Indiferentes à disponibilidade manifestada para continuar a exercer o cargo de deputado nacional, bem como à circunstância de, no próximo período legislativo, abrir-se o processo de revisão da Constituição da República Portuguesa e da Lei Eleitoral, nos quais a capacidade de jurista e a experiência política de Mota Amaral seriam determinantes para a defesa intransigente das questões açorianas, assumiram, de modo totalmente intempestivo, uma solução de ruptura, que desautoriza aquele notável responsável político.

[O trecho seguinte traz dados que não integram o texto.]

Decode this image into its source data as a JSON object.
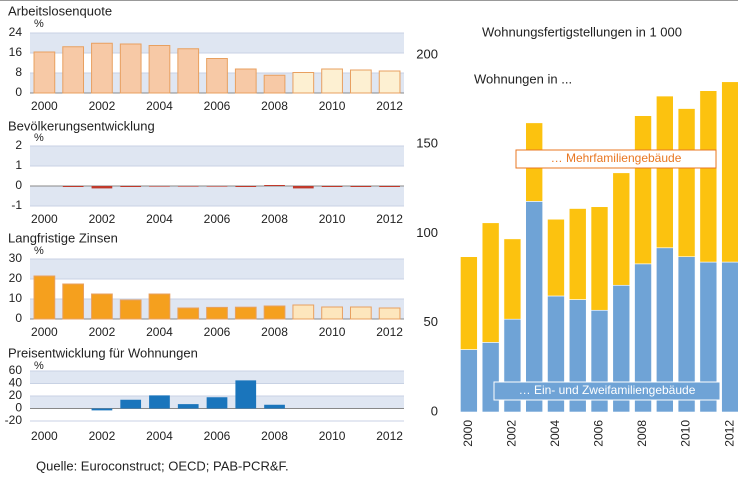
{
  "chart_data": [
    {
      "type": "bar",
      "title": "Arbeitslosenquote",
      "unit": "%",
      "categories": [
        "2000",
        null,
        "2002",
        null,
        "2004",
        null,
        "2006",
        null,
        "2008",
        null,
        "2010",
        null,
        "2012"
      ],
      "values": [
        16.4,
        18.5,
        19.9,
        19.6,
        19.0,
        17.7,
        13.8,
        9.6,
        7.1,
        8.2,
        9.6,
        9.2,
        8.8
      ],
      "colors": [
        "#f7c9a6",
        "#f7c9a6",
        "#f7c9a6",
        "#f7c9a6",
        "#f7c9a6",
        "#f7c9a6",
        "#f7c9a6",
        "#f7c9a6",
        "#f7c9a6",
        "#fdf0d2",
        "#fdf0d2",
        "#fdf0d2",
        "#fdf0d2"
      ],
      "ylim": [
        0,
        24
      ],
      "yticks": [
        0,
        8,
        16,
        24
      ]
    },
    {
      "type": "bar",
      "title": "Bevölkerungsentwicklung",
      "unit": "%",
      "categories": [
        "2000",
        null,
        "2002",
        null,
        "2004",
        null,
        "2006",
        null,
        "2008",
        null,
        "2010",
        null,
        "2012"
      ],
      "values": [
        null,
        -0.05,
        -0.12,
        -0.05,
        -0.03,
        -0.03,
        -0.03,
        -0.05,
        0.05,
        -0.12,
        -0.05,
        -0.05,
        -0.05
      ],
      "colors": [
        "#c0392b",
        "#c0392b",
        "#c0392b",
        "#c0392b",
        "#c0392b",
        "#c0392b",
        "#c0392b",
        "#c0392b",
        "#c0392b",
        "#c0392b",
        "#c0392b",
        "#c0392b",
        "#c0392b"
      ],
      "ylim": [
        -1,
        2
      ],
      "yticks": [
        -1,
        0,
        1,
        2
      ]
    },
    {
      "type": "bar",
      "title": "Langfristige Zinsen",
      "unit": "%",
      "categories": [
        "2000",
        null,
        "2002",
        null,
        "2004",
        null,
        "2006",
        null,
        "2008",
        null,
        "2010",
        null,
        "2012"
      ],
      "values": [
        21.5,
        17.5,
        12.5,
        9.5,
        12.5,
        5.5,
        5.8,
        5.9,
        6.5,
        7.0,
        6.0,
        6.0,
        5.5
      ],
      "colors": [
        "#f5a01e",
        "#f5a01e",
        "#f5a01e",
        "#f5a01e",
        "#f5a01e",
        "#f5a01e",
        "#f5a01e",
        "#f5a01e",
        "#f5a01e",
        "#fde6bd",
        "#fde6bd",
        "#fde6bd",
        "#fde6bd"
      ],
      "ylim": [
        0,
        30
      ],
      "yticks": [
        0,
        10,
        20,
        30
      ]
    },
    {
      "type": "bar",
      "title": "Preisentwicklung für Wohnungen",
      "unit": "%",
      "categories": [
        "2000",
        null,
        "2002",
        null,
        "2004",
        null,
        "2006",
        null,
        "2008",
        null,
        "2010",
        null,
        "2012"
      ],
      "values": [
        null,
        null,
        -3,
        14,
        21,
        7,
        18,
        45,
        6,
        null,
        null,
        null,
        null
      ],
      "colors": [
        "#1a75bc",
        "#1a75bc",
        "#1a75bc",
        "#1a75bc",
        "#1a75bc",
        "#1a75bc",
        "#1a75bc",
        "#1a75bc",
        "#1a75bc",
        "#1a75bc",
        "#1a75bc",
        "#1a75bc",
        "#1a75bc"
      ],
      "ylim": [
        -20,
        60
      ],
      "yticks": [
        -20,
        0,
        20,
        40,
        60
      ]
    },
    {
      "type": "stacked_bar",
      "title": "Wohnungsfertigstellungen in 1 000",
      "annotation": "Wohnungen in ...",
      "categories": [
        "2000",
        null,
        "2002",
        null,
        "2004",
        null,
        "2006",
        null,
        "2008",
        null,
        "2010",
        null,
        "2012"
      ],
      "series": [
        {
          "name": "… Ein- und Zweifamiliengebäude",
          "color": "#6fa3d6",
          "values": [
            35,
            39,
            52,
            118,
            65,
            63,
            57,
            71,
            83,
            92,
            87,
            84,
            84
          ]
        },
        {
          "name": "… Mehrfamiliengebäude",
          "color": "#fcc20f",
          "values": [
            52,
            67,
            45,
            44,
            43,
            51,
            58,
            63,
            83,
            85,
            83,
            96,
            101
          ]
        }
      ],
      "ylim": [
        0,
        200
      ],
      "yticks": [
        0,
        50,
        100,
        150,
        200
      ]
    }
  ],
  "source": "Quelle: Euroconstruct; OECD; PAB-PCR&F."
}
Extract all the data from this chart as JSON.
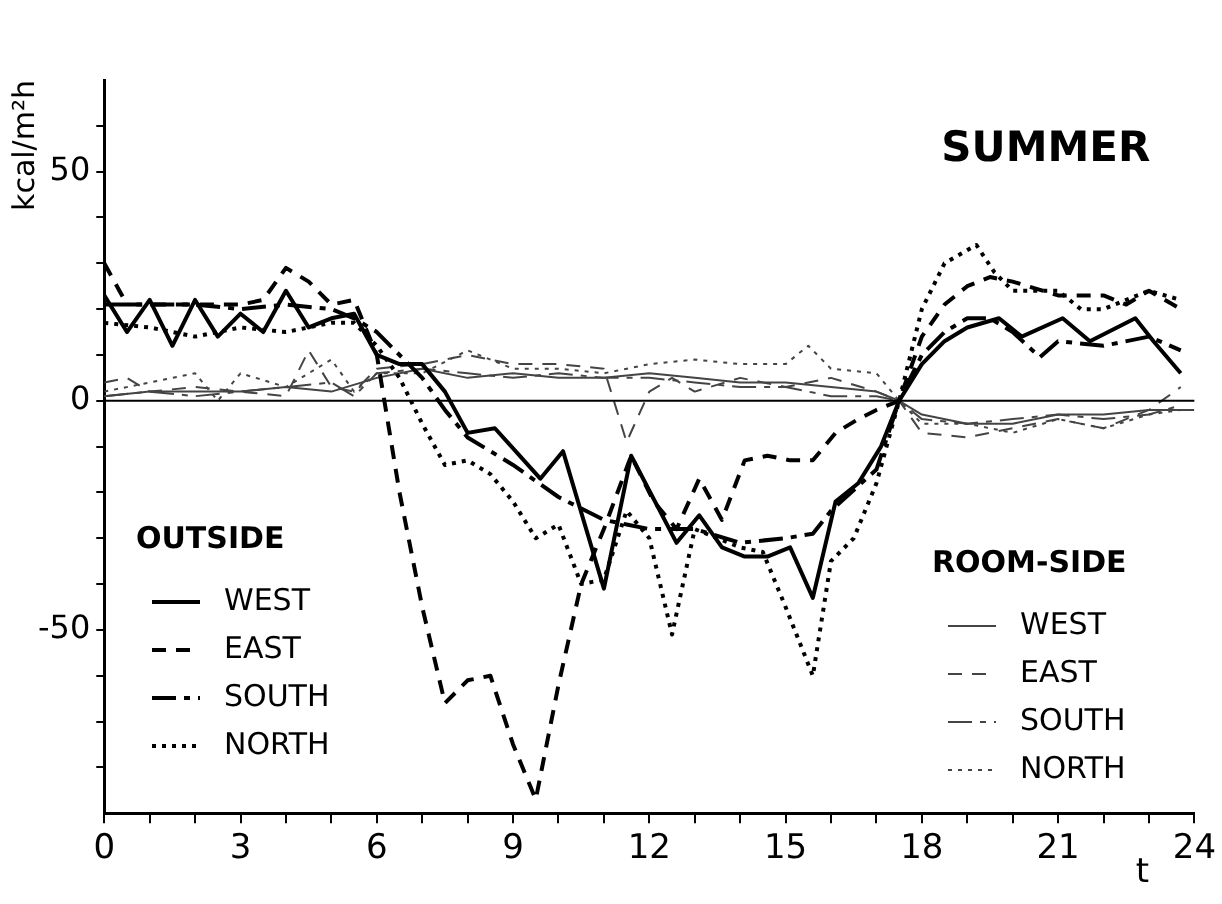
{
  "chart_data": {
    "type": "line",
    "title": "SUMMER",
    "xlabel": "t",
    "ylabel": "kcal/m²h",
    "xlim": [
      0,
      24
    ],
    "ylim": [
      -90,
      70
    ],
    "xticks": [
      0,
      {
        "value": 1,
        "label": null
      },
      {
        "value": 2,
        "label": null
      },
      3,
      {
        "value": 4,
        "label": null
      },
      {
        "value": 5,
        "label": null
      },
      6,
      {
        "value": 7,
        "label": null
      },
      {
        "value": 8,
        "label": null
      },
      9,
      {
        "value": 10,
        "label": null
      },
      {
        "value": 11,
        "label": null
      },
      12,
      {
        "value": 13,
        "label": null
      },
      {
        "value": 14,
        "label": null
      },
      15,
      {
        "value": 16,
        "label": null
      },
      {
        "value": 17,
        "label": null
      },
      18,
      {
        "value": 19,
        "label": null
      },
      {
        "value": 20,
        "label": null
      },
      21,
      {
        "value": 22,
        "label": null
      },
      {
        "value": 23,
        "label": null
      },
      24
    ],
    "yticks": [
      {
        "value": -80,
        "label": null
      },
      {
        "value": -70,
        "label": null
      },
      {
        "value": -60,
        "label": null
      },
      -50,
      {
        "value": -40,
        "label": null
      },
      {
        "value": -30,
        "label": null
      },
      {
        "value": -20,
        "label": null
      },
      {
        "value": -10,
        "label": null
      },
      0,
      {
        "value": 10,
        "label": null
      },
      {
        "value": 20,
        "label": null
      },
      {
        "value": 30,
        "label": null
      },
      {
        "value": 40,
        "label": null
      },
      50,
      {
        "value": 60,
        "label": null
      }
    ],
    "grid": false,
    "legend": "bottom",
    "marker": "none",
    "ref_lines": [
      {
        "axis": "y",
        "value": 0,
        "color": "#000000"
      }
    ],
    "annotations": [
      "OUTSIDE",
      "ROOM-SIDE"
    ],
    "series": [
      {
        "name": "WEST",
        "color": "#000000",
        "line_style": "solid",
        "x": [
          0,
          0.5,
          1,
          1.5,
          2,
          2.5,
          3,
          3.5,
          4,
          4.5,
          5,
          5.5,
          6,
          6.5,
          7,
          7.5,
          8,
          8.6,
          9.6,
          10.1,
          11,
          11.6,
          12.6,
          13.1,
          13.6,
          14.1,
          14.6,
          15.1,
          15.6,
          16.1,
          16.6,
          17.1,
          17.5,
          18,
          18.5,
          19,
          19.7,
          20.2,
          21.1,
          21.7,
          22.7,
          23.1,
          23.7
        ],
        "values": [
          23,
          15,
          22,
          12,
          22,
          14,
          19,
          15,
          24,
          16,
          18,
          19,
          10,
          8,
          8,
          2,
          -7,
          -6,
          -17,
          -11,
          -41,
          -12,
          -31,
          -25,
          -32,
          -34,
          -34,
          -32,
          -43,
          -22,
          -18,
          -10,
          0,
          8,
          13,
          16,
          18,
          14,
          18,
          13,
          18,
          13,
          6
        ]
      },
      {
        "name": "EAST",
        "color": "#000000",
        "line_style": "dashed",
        "x": [
          0,
          0.5,
          1,
          2,
          3,
          3.5,
          4,
          4.5,
          5,
          5.5,
          6,
          6.5,
          7,
          7.5,
          8,
          8.5,
          9,
          9.5,
          10,
          10.5,
          11,
          11.6,
          12.1,
          12.6,
          13.1,
          13.6,
          14.1,
          14.6,
          15.1,
          15.6,
          16.1,
          16.6,
          17,
          17.5,
          18,
          18.5,
          19,
          19.5,
          20,
          21,
          22,
          22.5,
          23,
          23.7
        ],
        "values": [
          30,
          21,
          21,
          21,
          21,
          22,
          29,
          26,
          21,
          22,
          10,
          -20,
          -45,
          -66,
          -61,
          -60,
          -75,
          -87,
          -62,
          -40,
          -28,
          -12,
          -22,
          -28,
          -17,
          -26,
          -13,
          -12,
          -13,
          -13,
          -7,
          -4,
          -2,
          0,
          14,
          21,
          25,
          27,
          26,
          23,
          23,
          21,
          24,
          20
        ]
      },
      {
        "name": "SOUTH",
        "color": "#000000",
        "line_style": "dashdot",
        "x": [
          0,
          1,
          2,
          3,
          4,
          5,
          5.5,
          6,
          7,
          7.5,
          8,
          9,
          10,
          11,
          11.5,
          12,
          13,
          14,
          15,
          15.6,
          16,
          17,
          17.5,
          18,
          18.5,
          19,
          19.5,
          20,
          20.6,
          21,
          22,
          23,
          23.7
        ],
        "values": [
          21,
          21,
          21,
          20,
          21,
          20,
          18,
          15,
          5,
          -2,
          -8,
          -14,
          -21,
          -26,
          -27,
          -28,
          -28,
          -31,
          -30,
          -29,
          -24,
          -15,
          0,
          10,
          15,
          18,
          18,
          15,
          9.5,
          13,
          12,
          14,
          11
        ]
      },
      {
        "name": "NORTH",
        "color": "#000000",
        "line_style": "dotted",
        "x": [
          0,
          1,
          2,
          3,
          4,
          5,
          5.5,
          6,
          6.5,
          7,
          7.5,
          8,
          8.5,
          9,
          9.5,
          10,
          10.5,
          11,
          11.5,
          12,
          12.5,
          13,
          13.5,
          14,
          14.5,
          15,
          15.6,
          16,
          16.5,
          17,
          17.5,
          18,
          18.5,
          19.2,
          19.6,
          20,
          21,
          21.5,
          22,
          23,
          23.7
        ],
        "values": [
          17,
          16,
          14,
          16,
          15,
          17,
          17,
          12,
          5,
          -5,
          -14,
          -13,
          -16,
          -22,
          -30,
          -27,
          -40,
          -39,
          -24,
          -30,
          -51,
          -28,
          -30,
          -32,
          -33,
          -45,
          -60,
          -35,
          -30,
          -18,
          0,
          20,
          30,
          34,
          28,
          24,
          24,
          20,
          20,
          24,
          22
        ]
      },
      {
        "name": "WEST",
        "color": "#444444",
        "line_style": "solid",
        "x": [
          0,
          1,
          2,
          3,
          4,
          5,
          6,
          7,
          8,
          9,
          10,
          11,
          12,
          13,
          14,
          15,
          16,
          17,
          17.5,
          18,
          19,
          20,
          21,
          22,
          23,
          24
        ],
        "values": [
          1,
          2,
          2,
          2,
          3,
          2,
          5,
          7,
          5,
          6,
          5,
          5,
          6,
          5,
          4,
          4,
          3,
          2,
          0,
          -3,
          -5,
          -5,
          -3,
          -3,
          -2,
          -2
        ]
      },
      {
        "name": "EAST",
        "color": "#444444",
        "line_style": "dashed",
        "x": [
          0,
          0.5,
          1,
          2,
          3,
          4,
          4.5,
          5,
          5.5,
          6,
          7,
          8,
          9,
          10,
          11,
          11.5,
          12,
          12.5,
          13,
          14,
          15,
          16,
          17,
          17.5,
          18,
          19,
          20,
          21,
          22,
          23,
          23.7
        ],
        "values": [
          4,
          5,
          2,
          3,
          2,
          1,
          11,
          3,
          2,
          7,
          8,
          10,
          8,
          8,
          7,
          -9,
          2,
          5,
          2,
          5,
          3,
          5,
          2,
          0,
          -7,
          -8,
          -6,
          -4,
          -6,
          -2,
          3
        ]
      },
      {
        "name": "SOUTH",
        "color": "#444444",
        "line_style": "dashdot",
        "x": [
          0,
          1,
          2,
          3,
          4,
          5,
          5.5,
          6,
          7,
          8,
          9,
          10,
          11,
          12,
          13,
          14,
          15,
          16,
          17,
          17.5,
          18,
          19,
          20,
          21,
          22,
          23,
          23.7
        ],
        "values": [
          1,
          2,
          1,
          2,
          3,
          4,
          1,
          6,
          7,
          6,
          5,
          6,
          5,
          5,
          4,
          3,
          3,
          1,
          1,
          0,
          -4,
          -5,
          -4,
          -3,
          -4,
          -3,
          -1
        ]
      },
      {
        "name": "NORTH",
        "color": "#444444",
        "line_style": "dotted",
        "x": [
          0,
          1,
          2,
          2.5,
          3,
          4,
          5,
          5.5,
          6,
          7,
          8,
          9,
          10,
          11,
          12,
          13,
          14,
          15,
          15.5,
          16,
          17,
          17.5,
          18,
          19,
          20,
          21,
          22,
          23,
          23.7
        ],
        "values": [
          2,
          4,
          6,
          0,
          6,
          3,
          9,
          2,
          6,
          6,
          11,
          7,
          7,
          6,
          8,
          9,
          8,
          8,
          12,
          7,
          6,
          0,
          -5,
          -5,
          -7,
          -4,
          -6,
          -3,
          -2
        ]
      }
    ]
  }
}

E que, na sequência, limita gravemente a sua capacidade de intervenção parlamentar em representação dos Açores, sobretudo quando ainda faltam alguns meses para o fim do seu mandato.

Na decisão em causa, desprezou-se a circunstância de Mota Amaral ter, na presente legislatura, de forma convicta e corajosa, como sempre actua na defesa dos Açores, enfrentado absolutamente só o grupo parlamentar do PSD, ao votar contra a Lei de Finanças Regionais, o que lhe valeu a instauração de um processo disciplinar pela direcção do partido, que culminou, como não poderia deixar de ser, com a sua absolvição.
Mesmo perante a circunstância inédita de nos Açores ter sido entretanto criado um movimento de cidadãos, que se uniu em defesa da recandidatura de Mota Amaral – conseguindo, para o efeito, em menos de quinze dias, recolher mais de duas mil assinaturas e contar com mais de cinco mil apoios, onde se incluíram muitas personalidades dos mais diversos meios e áreas políticas – o PSD-Açores manteve a sua decisão de afastar o fundador das autonomias regionais da vida política nacional.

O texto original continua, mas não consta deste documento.